What to Expect on a First Visit
Arrive early if you want dim sum, as popular items (shrimp dumplings, egg custard tarts) sell out by mid-afternoon, especially on weekends. The cart service moves continuously; you flag down servers and point. Tea arrives quickly. Order a pot of jasmine or oolong while you sample items. At dinner, request a table near the kitchen if you want easy access to the roasted meat case. Prices are visible on each plate or cart item, so costs accumulate as you order. Credit cards are accepted, though cash remains the norm at many tables.

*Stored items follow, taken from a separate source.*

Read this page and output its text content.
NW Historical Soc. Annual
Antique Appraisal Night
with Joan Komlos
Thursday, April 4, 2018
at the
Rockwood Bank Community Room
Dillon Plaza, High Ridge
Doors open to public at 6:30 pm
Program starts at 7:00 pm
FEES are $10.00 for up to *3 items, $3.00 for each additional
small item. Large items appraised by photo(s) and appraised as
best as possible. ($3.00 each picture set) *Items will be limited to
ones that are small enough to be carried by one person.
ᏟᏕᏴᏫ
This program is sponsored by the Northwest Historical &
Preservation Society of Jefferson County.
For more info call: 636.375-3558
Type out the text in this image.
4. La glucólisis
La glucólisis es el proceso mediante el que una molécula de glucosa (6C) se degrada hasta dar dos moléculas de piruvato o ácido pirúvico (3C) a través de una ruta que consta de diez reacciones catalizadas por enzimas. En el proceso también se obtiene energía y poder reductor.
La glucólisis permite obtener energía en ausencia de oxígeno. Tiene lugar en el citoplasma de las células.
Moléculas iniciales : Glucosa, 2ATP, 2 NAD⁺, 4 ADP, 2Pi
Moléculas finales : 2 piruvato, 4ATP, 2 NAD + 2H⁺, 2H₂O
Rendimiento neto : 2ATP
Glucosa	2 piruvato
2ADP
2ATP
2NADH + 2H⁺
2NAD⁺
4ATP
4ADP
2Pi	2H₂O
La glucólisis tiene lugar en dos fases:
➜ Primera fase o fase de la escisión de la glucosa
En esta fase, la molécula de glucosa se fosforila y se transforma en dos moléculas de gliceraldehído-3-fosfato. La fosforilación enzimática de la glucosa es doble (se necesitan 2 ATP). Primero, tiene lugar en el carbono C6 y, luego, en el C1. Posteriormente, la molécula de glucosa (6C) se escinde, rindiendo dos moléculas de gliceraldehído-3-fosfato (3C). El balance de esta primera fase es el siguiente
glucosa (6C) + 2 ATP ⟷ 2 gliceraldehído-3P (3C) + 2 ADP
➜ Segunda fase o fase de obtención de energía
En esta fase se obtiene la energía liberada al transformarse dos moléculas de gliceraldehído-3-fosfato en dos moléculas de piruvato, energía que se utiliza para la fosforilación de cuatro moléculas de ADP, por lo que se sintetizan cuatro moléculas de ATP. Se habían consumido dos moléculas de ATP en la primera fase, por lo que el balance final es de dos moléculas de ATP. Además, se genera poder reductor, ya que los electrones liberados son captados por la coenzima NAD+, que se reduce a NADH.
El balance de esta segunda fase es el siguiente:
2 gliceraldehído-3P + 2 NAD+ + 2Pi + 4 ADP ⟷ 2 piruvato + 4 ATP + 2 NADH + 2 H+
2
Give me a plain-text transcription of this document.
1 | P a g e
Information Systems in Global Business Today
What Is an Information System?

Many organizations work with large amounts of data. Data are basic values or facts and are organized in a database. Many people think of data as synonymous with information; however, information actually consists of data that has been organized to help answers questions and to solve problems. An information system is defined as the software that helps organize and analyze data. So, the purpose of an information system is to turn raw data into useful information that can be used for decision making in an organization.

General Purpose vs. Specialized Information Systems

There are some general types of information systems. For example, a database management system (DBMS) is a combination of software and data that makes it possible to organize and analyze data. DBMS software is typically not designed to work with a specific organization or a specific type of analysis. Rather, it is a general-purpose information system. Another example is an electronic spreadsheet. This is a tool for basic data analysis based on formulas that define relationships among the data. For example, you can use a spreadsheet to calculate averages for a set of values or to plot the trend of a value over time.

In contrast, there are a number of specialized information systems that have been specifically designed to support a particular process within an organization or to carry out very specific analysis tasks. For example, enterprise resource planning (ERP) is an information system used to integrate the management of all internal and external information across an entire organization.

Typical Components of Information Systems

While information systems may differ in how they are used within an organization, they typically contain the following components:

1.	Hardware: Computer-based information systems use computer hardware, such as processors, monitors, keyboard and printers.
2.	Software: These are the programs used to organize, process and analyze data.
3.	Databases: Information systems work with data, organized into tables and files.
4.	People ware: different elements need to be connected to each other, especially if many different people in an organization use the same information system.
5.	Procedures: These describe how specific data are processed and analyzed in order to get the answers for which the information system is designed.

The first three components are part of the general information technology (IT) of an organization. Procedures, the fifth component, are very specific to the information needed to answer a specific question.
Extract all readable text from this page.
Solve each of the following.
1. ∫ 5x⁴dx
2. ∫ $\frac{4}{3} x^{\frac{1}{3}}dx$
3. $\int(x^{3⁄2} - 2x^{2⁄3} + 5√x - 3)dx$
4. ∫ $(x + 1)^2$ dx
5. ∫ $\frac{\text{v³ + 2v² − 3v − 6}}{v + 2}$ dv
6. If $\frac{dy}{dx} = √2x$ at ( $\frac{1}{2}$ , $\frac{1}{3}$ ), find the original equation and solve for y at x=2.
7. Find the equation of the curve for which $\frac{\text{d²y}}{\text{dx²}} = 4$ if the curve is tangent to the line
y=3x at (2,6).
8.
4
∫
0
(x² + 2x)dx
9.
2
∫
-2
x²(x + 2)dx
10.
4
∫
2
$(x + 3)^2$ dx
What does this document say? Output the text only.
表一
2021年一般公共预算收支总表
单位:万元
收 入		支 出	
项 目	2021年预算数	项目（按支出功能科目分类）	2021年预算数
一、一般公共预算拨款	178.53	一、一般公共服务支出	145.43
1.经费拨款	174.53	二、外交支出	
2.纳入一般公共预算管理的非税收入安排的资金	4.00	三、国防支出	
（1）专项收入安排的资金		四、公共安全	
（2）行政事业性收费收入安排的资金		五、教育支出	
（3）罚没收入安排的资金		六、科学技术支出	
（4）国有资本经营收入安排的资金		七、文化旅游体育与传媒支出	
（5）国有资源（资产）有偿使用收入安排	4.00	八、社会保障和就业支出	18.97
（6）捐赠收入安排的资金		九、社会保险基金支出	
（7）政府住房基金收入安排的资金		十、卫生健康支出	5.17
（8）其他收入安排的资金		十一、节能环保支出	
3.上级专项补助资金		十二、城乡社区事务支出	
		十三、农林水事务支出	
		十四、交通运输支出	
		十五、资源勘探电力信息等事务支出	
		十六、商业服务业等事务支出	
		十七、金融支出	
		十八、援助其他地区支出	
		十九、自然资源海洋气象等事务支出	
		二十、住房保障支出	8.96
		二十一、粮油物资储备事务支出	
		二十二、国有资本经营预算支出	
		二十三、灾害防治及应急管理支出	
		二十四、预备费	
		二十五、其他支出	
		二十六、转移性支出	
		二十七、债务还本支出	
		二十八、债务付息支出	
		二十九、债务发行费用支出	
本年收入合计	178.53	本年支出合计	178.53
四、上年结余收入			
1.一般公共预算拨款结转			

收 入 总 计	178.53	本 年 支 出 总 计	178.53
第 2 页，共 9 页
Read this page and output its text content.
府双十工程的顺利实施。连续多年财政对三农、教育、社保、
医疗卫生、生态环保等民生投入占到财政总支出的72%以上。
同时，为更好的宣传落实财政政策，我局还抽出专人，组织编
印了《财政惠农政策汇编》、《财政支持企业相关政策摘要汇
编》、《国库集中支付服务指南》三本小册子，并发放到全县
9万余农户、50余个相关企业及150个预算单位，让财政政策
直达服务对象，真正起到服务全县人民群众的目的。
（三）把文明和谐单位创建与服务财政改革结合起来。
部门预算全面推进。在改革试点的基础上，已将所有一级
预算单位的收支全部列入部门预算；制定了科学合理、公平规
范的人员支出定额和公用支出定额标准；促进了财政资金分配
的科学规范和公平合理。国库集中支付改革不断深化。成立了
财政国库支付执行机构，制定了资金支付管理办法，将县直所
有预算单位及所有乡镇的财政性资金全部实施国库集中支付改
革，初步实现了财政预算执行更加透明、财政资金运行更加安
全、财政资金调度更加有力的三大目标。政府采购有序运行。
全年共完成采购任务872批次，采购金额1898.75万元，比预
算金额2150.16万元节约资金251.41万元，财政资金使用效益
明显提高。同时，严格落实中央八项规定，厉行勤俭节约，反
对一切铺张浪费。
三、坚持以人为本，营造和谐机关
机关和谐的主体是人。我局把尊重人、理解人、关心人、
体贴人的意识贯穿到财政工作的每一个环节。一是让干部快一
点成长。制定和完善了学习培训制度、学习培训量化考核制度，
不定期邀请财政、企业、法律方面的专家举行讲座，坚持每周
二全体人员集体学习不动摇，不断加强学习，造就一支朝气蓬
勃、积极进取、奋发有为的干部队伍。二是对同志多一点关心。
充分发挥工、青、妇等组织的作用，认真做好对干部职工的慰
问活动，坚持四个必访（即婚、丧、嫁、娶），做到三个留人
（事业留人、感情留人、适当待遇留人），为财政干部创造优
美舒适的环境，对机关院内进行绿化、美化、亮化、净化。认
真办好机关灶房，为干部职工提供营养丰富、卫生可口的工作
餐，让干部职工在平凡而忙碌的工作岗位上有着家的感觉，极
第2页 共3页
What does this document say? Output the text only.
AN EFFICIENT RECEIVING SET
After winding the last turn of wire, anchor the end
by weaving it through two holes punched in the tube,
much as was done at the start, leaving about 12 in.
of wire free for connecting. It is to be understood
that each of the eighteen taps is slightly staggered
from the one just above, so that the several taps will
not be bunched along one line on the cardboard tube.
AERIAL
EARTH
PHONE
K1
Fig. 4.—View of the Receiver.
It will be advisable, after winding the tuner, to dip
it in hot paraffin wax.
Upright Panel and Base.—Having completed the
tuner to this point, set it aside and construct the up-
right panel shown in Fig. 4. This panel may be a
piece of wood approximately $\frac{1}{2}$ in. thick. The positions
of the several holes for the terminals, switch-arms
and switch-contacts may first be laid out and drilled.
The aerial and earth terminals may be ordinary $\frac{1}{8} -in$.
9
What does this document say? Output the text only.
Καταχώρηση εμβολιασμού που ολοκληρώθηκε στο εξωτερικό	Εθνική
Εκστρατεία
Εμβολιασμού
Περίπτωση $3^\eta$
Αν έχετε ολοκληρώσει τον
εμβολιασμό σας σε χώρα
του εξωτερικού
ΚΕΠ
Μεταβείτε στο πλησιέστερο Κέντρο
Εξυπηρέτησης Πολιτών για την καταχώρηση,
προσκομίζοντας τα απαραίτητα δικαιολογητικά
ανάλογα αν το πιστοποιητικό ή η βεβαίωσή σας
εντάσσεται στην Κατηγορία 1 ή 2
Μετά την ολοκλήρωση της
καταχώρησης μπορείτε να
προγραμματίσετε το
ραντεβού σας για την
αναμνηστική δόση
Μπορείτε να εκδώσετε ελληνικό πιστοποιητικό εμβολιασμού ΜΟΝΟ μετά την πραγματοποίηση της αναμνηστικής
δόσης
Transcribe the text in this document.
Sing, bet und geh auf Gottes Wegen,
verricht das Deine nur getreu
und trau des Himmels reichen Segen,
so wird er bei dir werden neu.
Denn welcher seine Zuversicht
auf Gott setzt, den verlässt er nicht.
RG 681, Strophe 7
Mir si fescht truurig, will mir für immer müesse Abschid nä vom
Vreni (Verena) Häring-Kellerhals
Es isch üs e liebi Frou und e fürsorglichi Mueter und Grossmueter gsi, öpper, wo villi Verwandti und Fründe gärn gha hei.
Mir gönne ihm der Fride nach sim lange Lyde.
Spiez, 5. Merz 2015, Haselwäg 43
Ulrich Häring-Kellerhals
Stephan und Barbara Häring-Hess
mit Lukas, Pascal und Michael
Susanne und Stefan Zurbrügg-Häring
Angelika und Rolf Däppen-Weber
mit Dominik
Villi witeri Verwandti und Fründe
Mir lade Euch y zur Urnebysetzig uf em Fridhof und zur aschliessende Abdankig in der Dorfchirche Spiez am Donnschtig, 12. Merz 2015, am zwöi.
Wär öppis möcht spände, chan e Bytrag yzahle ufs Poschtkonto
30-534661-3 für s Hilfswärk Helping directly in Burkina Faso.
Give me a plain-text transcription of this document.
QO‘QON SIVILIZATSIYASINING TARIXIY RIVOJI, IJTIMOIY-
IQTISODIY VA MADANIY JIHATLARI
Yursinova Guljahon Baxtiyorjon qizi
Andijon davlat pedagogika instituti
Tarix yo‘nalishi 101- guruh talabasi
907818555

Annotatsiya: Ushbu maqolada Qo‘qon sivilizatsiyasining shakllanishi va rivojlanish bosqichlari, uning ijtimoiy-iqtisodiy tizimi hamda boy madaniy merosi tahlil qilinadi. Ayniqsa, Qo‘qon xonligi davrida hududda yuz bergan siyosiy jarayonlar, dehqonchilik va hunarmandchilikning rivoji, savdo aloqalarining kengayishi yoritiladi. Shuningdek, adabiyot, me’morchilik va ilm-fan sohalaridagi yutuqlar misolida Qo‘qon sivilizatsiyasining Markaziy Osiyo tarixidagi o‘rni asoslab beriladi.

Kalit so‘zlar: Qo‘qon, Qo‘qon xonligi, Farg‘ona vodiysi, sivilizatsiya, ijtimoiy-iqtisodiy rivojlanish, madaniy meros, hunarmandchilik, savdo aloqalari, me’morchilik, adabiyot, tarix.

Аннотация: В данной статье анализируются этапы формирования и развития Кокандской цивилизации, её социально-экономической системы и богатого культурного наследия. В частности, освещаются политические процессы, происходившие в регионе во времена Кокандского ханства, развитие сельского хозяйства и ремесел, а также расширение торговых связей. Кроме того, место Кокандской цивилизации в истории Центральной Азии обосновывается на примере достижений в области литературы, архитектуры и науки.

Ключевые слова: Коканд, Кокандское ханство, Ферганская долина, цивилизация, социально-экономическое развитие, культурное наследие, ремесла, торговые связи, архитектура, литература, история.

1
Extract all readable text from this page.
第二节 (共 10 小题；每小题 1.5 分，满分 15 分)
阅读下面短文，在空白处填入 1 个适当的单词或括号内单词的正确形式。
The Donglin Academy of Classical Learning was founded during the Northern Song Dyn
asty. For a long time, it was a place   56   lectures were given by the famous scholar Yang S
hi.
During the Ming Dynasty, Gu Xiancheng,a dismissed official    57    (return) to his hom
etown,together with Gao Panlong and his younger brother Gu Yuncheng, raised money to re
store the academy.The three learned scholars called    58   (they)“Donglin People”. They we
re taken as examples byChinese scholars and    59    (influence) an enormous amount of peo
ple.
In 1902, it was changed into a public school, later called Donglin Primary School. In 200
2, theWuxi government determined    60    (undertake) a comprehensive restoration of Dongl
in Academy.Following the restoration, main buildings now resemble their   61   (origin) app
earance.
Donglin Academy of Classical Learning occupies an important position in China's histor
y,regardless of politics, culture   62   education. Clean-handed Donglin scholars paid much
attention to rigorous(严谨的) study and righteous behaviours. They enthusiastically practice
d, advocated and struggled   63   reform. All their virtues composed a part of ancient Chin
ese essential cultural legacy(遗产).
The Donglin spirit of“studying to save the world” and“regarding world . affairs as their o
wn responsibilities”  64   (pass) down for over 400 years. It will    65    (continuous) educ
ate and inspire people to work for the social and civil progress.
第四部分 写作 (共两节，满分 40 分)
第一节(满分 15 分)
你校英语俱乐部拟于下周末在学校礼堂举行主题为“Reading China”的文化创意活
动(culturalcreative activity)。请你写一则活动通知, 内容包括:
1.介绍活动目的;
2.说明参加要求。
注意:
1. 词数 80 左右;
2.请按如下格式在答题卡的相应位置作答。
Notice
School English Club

Hours, Parking, and Logistics
China House operates dim sum service from late morning through mid-afternoon daily; confirm current opening time by phone, as these windows shift seasonally. Dinner service begins early evening and runs until 10 p.m. or later, depending on the night. The restaurant sits on East Pratt Street in Fells Point, where street parking is limited and metered. A public lot sits one block away. The space has minimal step access at the front entrance; second-floor seating requires stairs.
China House earns its place in Baltimore as one of the few restaurants where dim sum service comes with roasted poultry at professional levels of execution. The combination keeps it from being a pure dim sum house and extends its utility to diners seeking a more complete Cantonese kitchen.